Attraverso una recente direttiva l’Unione Europea si è data l’obiettivo di snellire i procedimenti relativi alla Valutazione di Impatto Ambientale ma anche di migliorare la trasparenza, la partecipazione dei cittadini e la protezione dell’ambiente.

Che cos’è la Valutazione di Impatto Ambientale? La VIA è un procedimento amministrativo di grande importanza che esiste in Italia da circa 30 anni e permette di valutare l’impatto sull’ambiente provocato da progetti (come impianti industriali e grandi opere) che possono avere effetti negativi sull’ambiente e sul patrimonio culturale.

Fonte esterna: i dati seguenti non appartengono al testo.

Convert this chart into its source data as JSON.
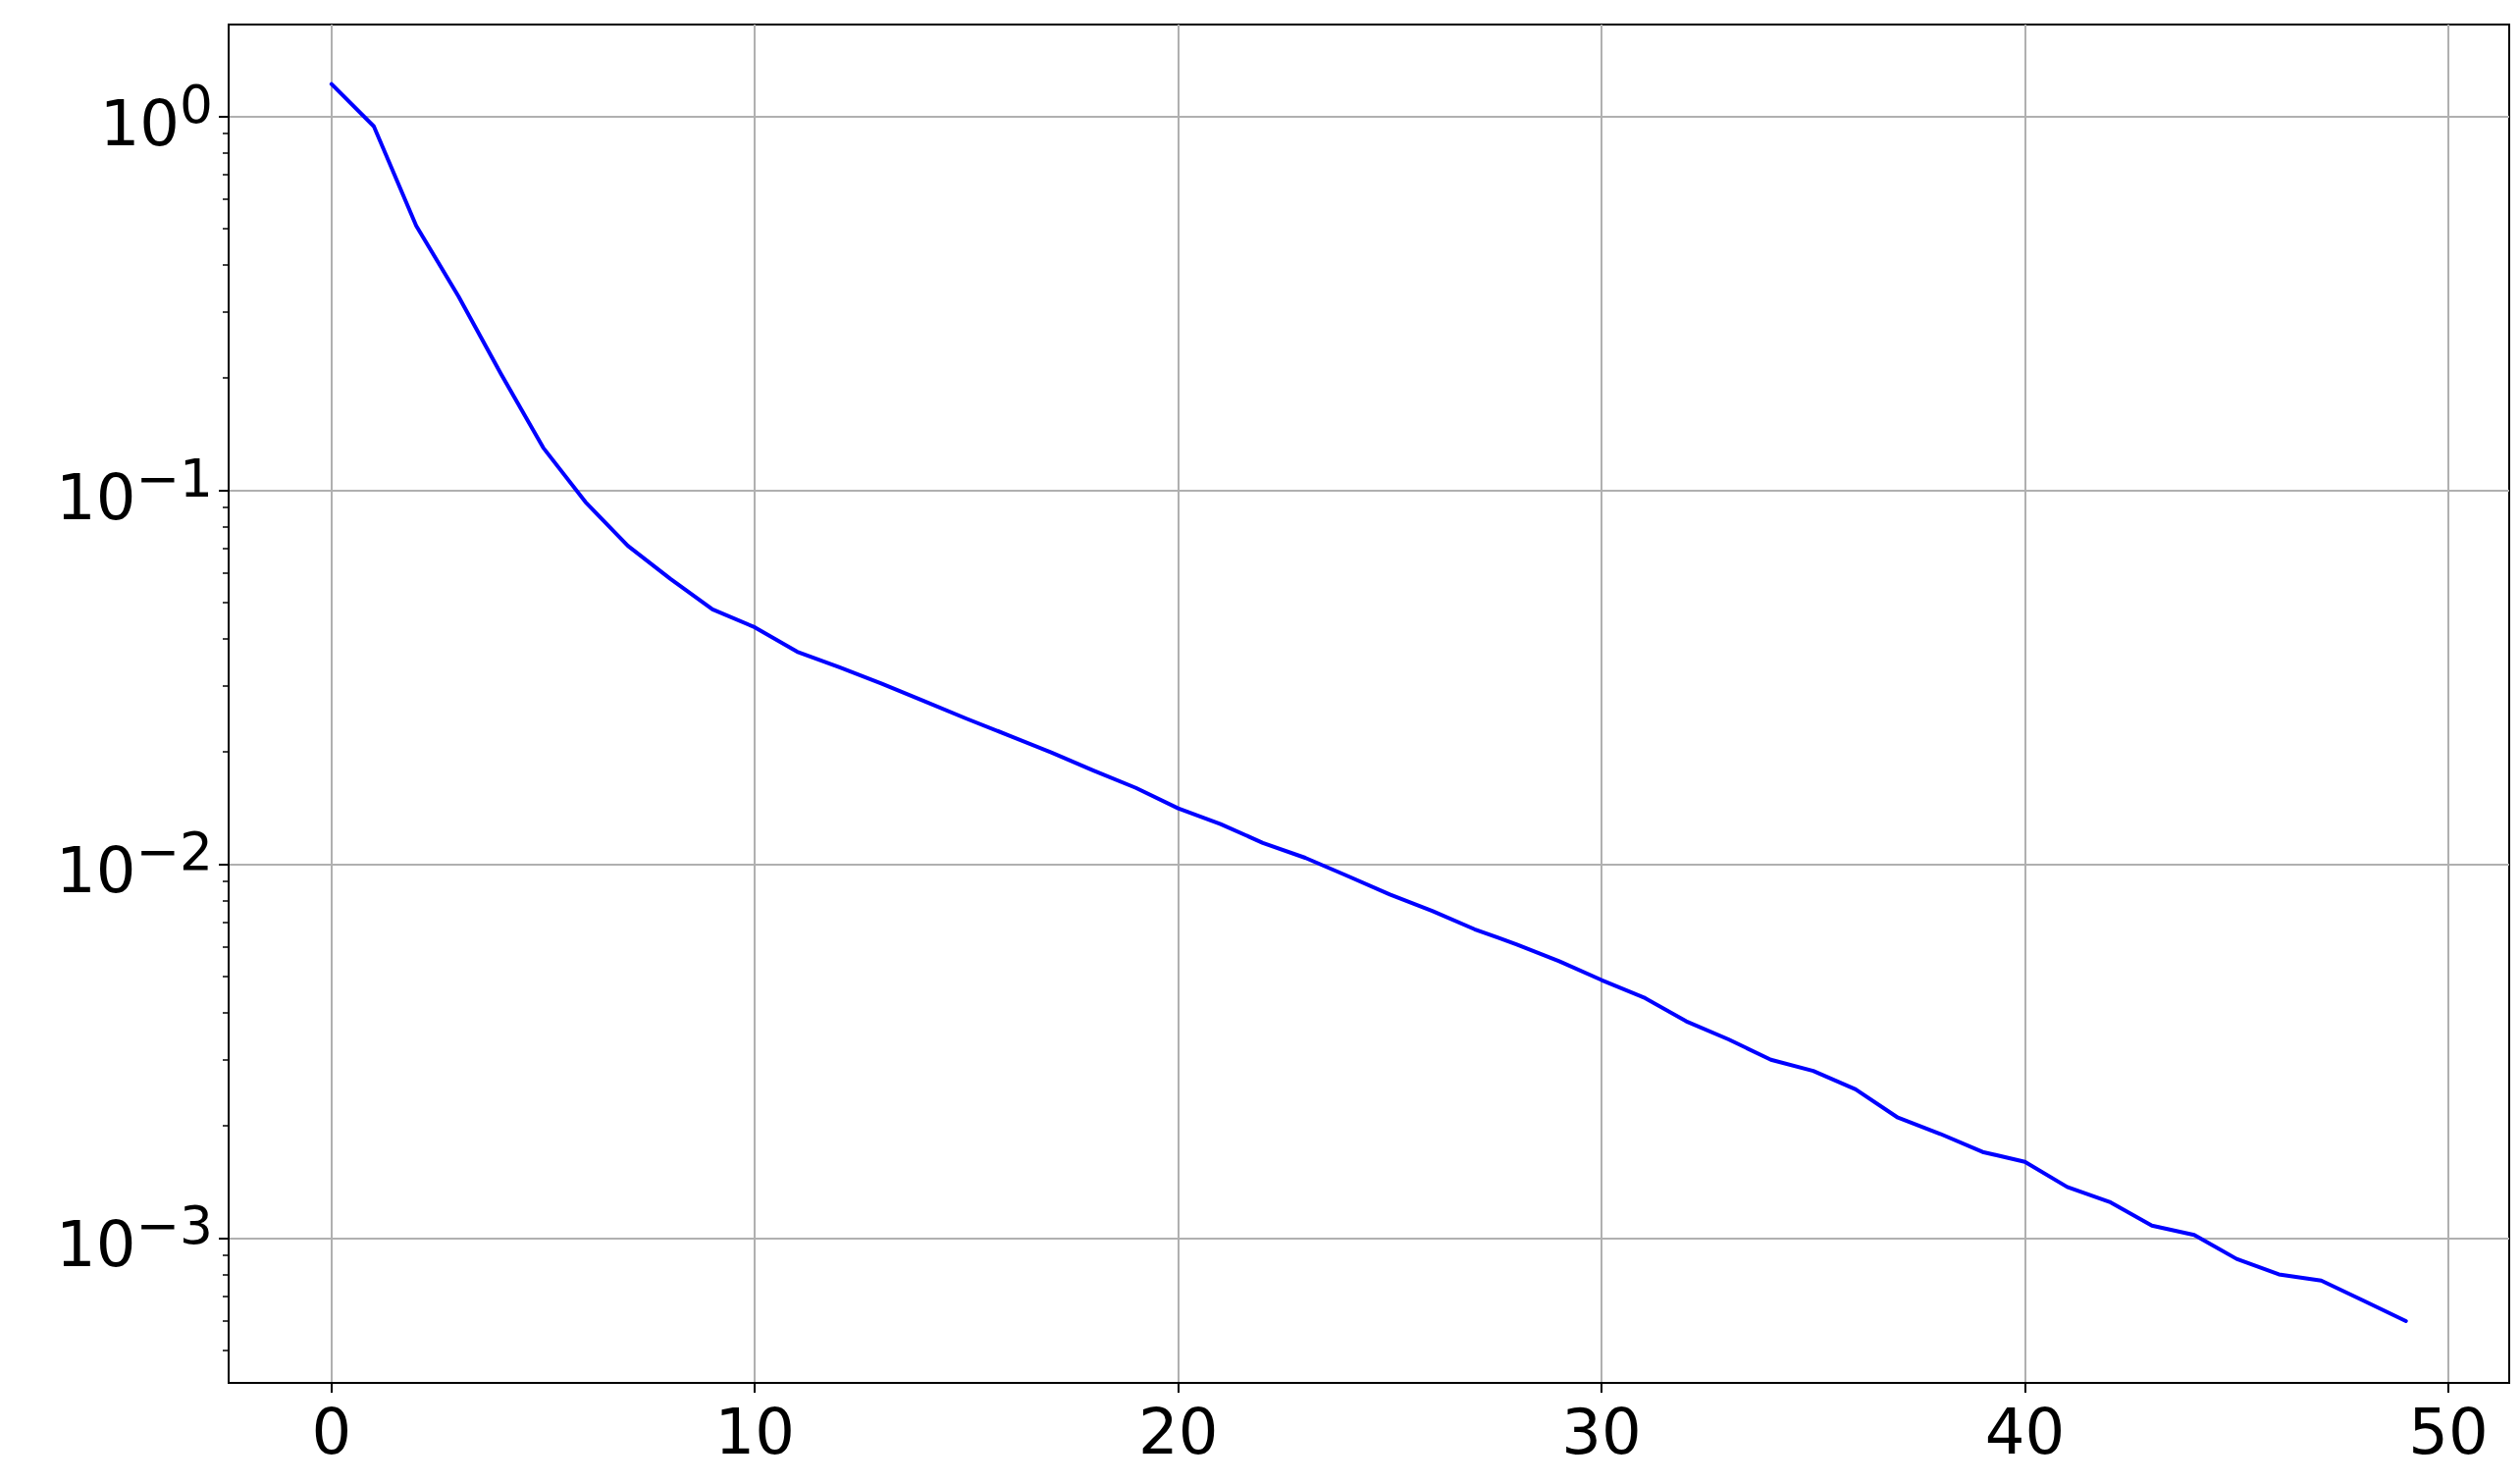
{
  "chart_data": {
    "type": "line",
    "log": "y",
    "grid": true,
    "marker": "none",
    "line_style": "solid",
    "x": [
      0,
      1,
      2,
      3,
      4,
      5,
      6,
      7,
      8,
      9,
      10,
      11,
      12,
      13,
      14,
      15,
      16,
      17,
      18,
      19,
      20,
      21,
      22,
      23,
      24,
      25,
      26,
      27,
      28,
      29,
      30,
      31,
      32,
      33,
      34,
      35,
      36,
      37,
      38,
      39,
      40,
      41,
      42,
      43,
      44,
      45,
      46,
      47,
      48,
      49
    ],
    "series": [
      {
        "color": "#0000ff",
        "values": [
          1.22,
          0.94,
          0.51,
          0.33,
          0.205,
          0.13,
          0.093,
          0.071,
          0.058,
          0.048,
          0.043,
          0.037,
          0.0336,
          0.0304,
          0.0273,
          0.0245,
          0.0221,
          0.0199,
          0.0178,
          0.016,
          0.0141,
          0.0128,
          0.0114,
          0.0104,
          0.0093,
          0.0083,
          0.0075,
          0.0067,
          0.0061,
          0.0055,
          0.0049,
          0.0044,
          0.0038,
          0.0034,
          0.003,
          0.0028,
          0.0025,
          0.0021,
          0.0019,
          0.0017,
          0.0016,
          0.00137,
          0.00125,
          0.00108,
          0.00102,
          0.00088,
          0.0008,
          0.00077,
          0.00068,
          0.0006
        ]
      }
    ],
    "xlim": [
      -2.43,
      51.44
    ],
    "xticks": [
      0,
      10,
      20,
      30,
      40,
      50
    ],
    "ylim": [
      0.00041,
      1.76
    ],
    "yticks": [
      {
        "value": 0.001,
        "label": "10$^{−3}$"
      },
      {
        "value": 0.01,
        "label": "10$^{−2}$"
      },
      {
        "value": 0.1,
        "label": "10$^{−1}$"
      },
      {
        "value": 1,
        "label": "10$^{0}$"
      },
      {
        "value": 0.0005,
        "label": null
      },
      {
        "value": 0.0006,
        "label": null
      },
      {
        "value": 0.0007,
        "label": null
      },
      {
        "value": 0.0008,
        "label": null
      },
      {
        "value": 0.0009,
        "label": null
      },
      {
        "value": 0.002,
        "label": null
      },
      {
        "value": 0.003,
        "label": null
      },
      {
        "value": 0.004,
        "label": null
      },
      {
        "value": 0.005,
        "label": null
      },
      {
        "value": 0.006,
        "label": null
      },
      {
        "value": 0.007,
        "label": null
      },
      {
        "value": 0.008,
        "label": null
      },
      {
        "value": 0.009,
        "label": null
      },
      {
        "value": 0.02,
        "label": null
      },
      {
        "value": 0.03,
        "label": null
      },
      {
        "value": 0.04,
        "label": null
      },
      {
        "value": 0.05,
        "label": null
      },
      {
        "value": 0.06,
        "label": null
      },
      {
        "value": 0.07,
        "label": null
      },
      {
        "value": 0.08,
        "label": null
      },
      {
        "value": 0.09,
        "label": null
      },
      {
        "value": 0.2,
        "label": null
      },
      {
        "value": 0.3,
        "label": null
      },
      {
        "value": 0.4,
        "label": null
      },
      {
        "value": 0.5,
        "label": null
      },
      {
        "value": 0.6,
        "label": null
      },
      {
        "value": 0.7,
        "label": null
      },
      {
        "value": 0.8,
        "label": null
      },
      {
        "value": 0.9,
        "label": null
      }
    ]
  }
}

Come Stato membro dell’Unione, l’Italia è tenuta a recepire la direttiva europea attraverso una legge nazionale: a tal fine il Governo ha approvato uno schema di decreto legislativo che ha sottoposto alle commissioni parlamentari e alla Conferenza Stato-Regioni per l’acquisizione dei rispettivi pareri.

Purtroppo lo schema di decreto proposto dal Governo presenta gravi criticità e sembra perseguire obiettivi diversi e in alcuni casi diametralmente opposti rispetto a quelli della Direttiva Europea: accentramento del potere, riduzione delle possibilità di partecipazione dei cittadini e delle associazioni e in definitiva una serie di regali alle lobby! Insomma il testo proposto non rappresenta un passo avanti ma una vergognosa marcia indietro!

Come MoVimento 5 Stelle Lombardia nel mese di aprile abbiamo presentato un’interrogazione al Presidente Maroni e alla Giunta Regionale per evidenziare le gravi criticità del decreto e sollecitare Regione Lombardia a esprimere un parere negativo nell’ambito della Conferenza Stato-Regioni. In particolare abbiamo segnalato come il testo preveda:

– in taluni casi, la possibilità di una VIA a posteriori, consentendo addirittura la prosecuzione dei lavori o delle attività in corso;

l’eliminazione della fase della consultazione del pubblico nella procedura di assoggettabilità a VIA;

– la possibilità per i proponenti (ossia i soggetti che intendono realizzare i progetti) di presentare elaborati progettuali con un basso livello di dettaglio, equivalente a quello del progetto di fattibilità, rendendo molto più difficile la valutazione rispetto alla norma attuale che impone la presentazione di un progetto molto dettagliato (progetto definitivo);

– il fatto che la VIA si applicherà solo ai progetti che possono avere impatti ambientali negativi, mentre la legislazione vigente prevede che la VIA riguarda i progetti che possono avere impatti “significativi” e negativi sull’ambiente e sul patrimonio culturale;

il passaggio dalla competenza regionale a quella statale per talune categorie di progetti, accentrando così le competenze in contrasto con l’esito del referendum dello scorso dicembre;

una revisione delle competenze legislative delle Regioni in materia di VIA.

A oggi nessuna risposta è arrivata dalla Giunta regionale, ma nel frattempo la Conferenza Stato-Regioni ha espresso un parere favorevole condizionato all’accoglimento di una serie di importanti modifiche, dimostrando nei fatti di aver recepito le nostre osservazioni.

Ora la “palla” è tornata al Governo: da parte nostra verificheremo che il Ministero dell’Ambiente riveda lo schema di decreto inserendo tutte le modifiche richieste!